Вечером после того, как Данло рассек себе лоб в роще ши, Хануман, кое-как обработав эту ужасную рану, отправился в Квартал Пришельцев, на улицу Контрабандистов.
Там он на последние деньги, которые привез с собой в Невернес, купил сновидельник, черный приборчик величиной с детское сердце, комплекс нейросхем и алмазных чипов, запрограммированный на создание определенного диапазона образов. Сновидельники, эти игрушки для взрослых, уставших от скучной повседневности, служили также педагогическими пособиями для цефиков, проверявших на них способность своих учеников отличать имитацию от реальности. Хануман нашел своему сновидельнику другое применение. Когда все мальчики улеглись спать, он спрятал сновидельник под одеялом и стал ждать ночного визита Педара. Как только Педар взошел на лестницу, Хануман направил поток образов сновидельника прямо в его зрительную кору. Картина эта представляла скутарийских маток, поедающих своих новорожденных детей. Хануман создал этих темных, извивающихся, окровавленных чудовищ специально, чтобы напугать Педара и заставить его упасть. Чтобы убить его – Хануман не лгал себе в том, что касалось его затаенных целей. Он совершил убийство, чтобы спасти Данло от дальнейших мук и унижений. И еще потому, что самый акт убийства всегда был ему ненавистен. А главное – для того, чтобы выжечь из своей души тайную слабость. Именно это послужило истинной причиной его решения стать цефиком.
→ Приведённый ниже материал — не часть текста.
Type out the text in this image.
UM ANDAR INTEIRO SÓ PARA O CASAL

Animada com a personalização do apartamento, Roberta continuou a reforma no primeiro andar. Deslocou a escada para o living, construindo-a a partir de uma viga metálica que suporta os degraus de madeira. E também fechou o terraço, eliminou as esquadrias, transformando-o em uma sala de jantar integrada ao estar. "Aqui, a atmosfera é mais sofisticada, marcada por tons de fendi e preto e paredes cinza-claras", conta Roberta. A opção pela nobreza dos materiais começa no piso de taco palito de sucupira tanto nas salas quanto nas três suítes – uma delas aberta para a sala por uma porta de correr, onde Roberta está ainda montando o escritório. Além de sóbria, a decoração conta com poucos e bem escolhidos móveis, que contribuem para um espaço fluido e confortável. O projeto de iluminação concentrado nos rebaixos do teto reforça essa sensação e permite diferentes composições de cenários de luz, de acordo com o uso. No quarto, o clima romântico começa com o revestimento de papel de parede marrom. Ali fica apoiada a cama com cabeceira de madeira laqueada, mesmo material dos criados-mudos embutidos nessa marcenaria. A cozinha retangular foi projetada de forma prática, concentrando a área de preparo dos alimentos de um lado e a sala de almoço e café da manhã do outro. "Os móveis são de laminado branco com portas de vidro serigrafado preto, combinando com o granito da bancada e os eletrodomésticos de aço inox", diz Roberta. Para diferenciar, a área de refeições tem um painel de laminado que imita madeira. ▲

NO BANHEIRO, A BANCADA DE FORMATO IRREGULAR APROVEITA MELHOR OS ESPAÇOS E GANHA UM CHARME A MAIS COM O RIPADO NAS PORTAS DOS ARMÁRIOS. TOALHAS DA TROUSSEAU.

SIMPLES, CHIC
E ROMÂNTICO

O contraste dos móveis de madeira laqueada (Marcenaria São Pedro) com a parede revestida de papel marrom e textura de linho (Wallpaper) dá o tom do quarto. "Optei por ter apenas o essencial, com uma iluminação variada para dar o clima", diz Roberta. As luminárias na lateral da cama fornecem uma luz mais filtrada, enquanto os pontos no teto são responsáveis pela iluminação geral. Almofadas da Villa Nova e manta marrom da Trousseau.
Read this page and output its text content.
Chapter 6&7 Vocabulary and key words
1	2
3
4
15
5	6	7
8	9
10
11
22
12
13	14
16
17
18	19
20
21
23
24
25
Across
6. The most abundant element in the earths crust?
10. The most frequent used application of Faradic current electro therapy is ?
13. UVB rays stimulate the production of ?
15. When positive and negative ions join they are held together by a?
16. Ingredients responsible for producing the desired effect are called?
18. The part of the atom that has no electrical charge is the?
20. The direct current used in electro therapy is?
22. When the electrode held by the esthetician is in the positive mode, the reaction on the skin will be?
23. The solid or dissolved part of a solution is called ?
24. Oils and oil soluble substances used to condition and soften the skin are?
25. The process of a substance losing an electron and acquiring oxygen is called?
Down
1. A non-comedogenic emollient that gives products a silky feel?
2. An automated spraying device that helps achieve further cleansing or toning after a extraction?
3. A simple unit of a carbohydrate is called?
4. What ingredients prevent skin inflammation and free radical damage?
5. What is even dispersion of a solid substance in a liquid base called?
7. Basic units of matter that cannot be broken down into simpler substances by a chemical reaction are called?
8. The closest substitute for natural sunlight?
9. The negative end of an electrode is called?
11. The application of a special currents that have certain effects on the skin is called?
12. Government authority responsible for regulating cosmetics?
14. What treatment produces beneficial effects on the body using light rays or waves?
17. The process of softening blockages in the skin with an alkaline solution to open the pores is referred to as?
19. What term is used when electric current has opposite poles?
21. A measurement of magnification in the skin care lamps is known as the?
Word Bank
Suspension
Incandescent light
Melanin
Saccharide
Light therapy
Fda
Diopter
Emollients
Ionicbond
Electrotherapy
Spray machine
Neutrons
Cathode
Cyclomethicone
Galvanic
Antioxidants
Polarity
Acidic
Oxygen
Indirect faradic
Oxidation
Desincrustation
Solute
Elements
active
Могущественное искусство цефиков было ему необходимо для завершения мучительной работы по переделке самого себя. В центре своей души, где боль была всего сильнее, он надеялся обнаружить источник собственных страданий и выжечь его без остатка. Все это Хануман жаждал рассказать Данло, но побоялся, что тот неправильно его поймет. А потом Мадхава ли Шинг вывел их команду из тринадцати оставшихся человек на лед, и момент был упущен.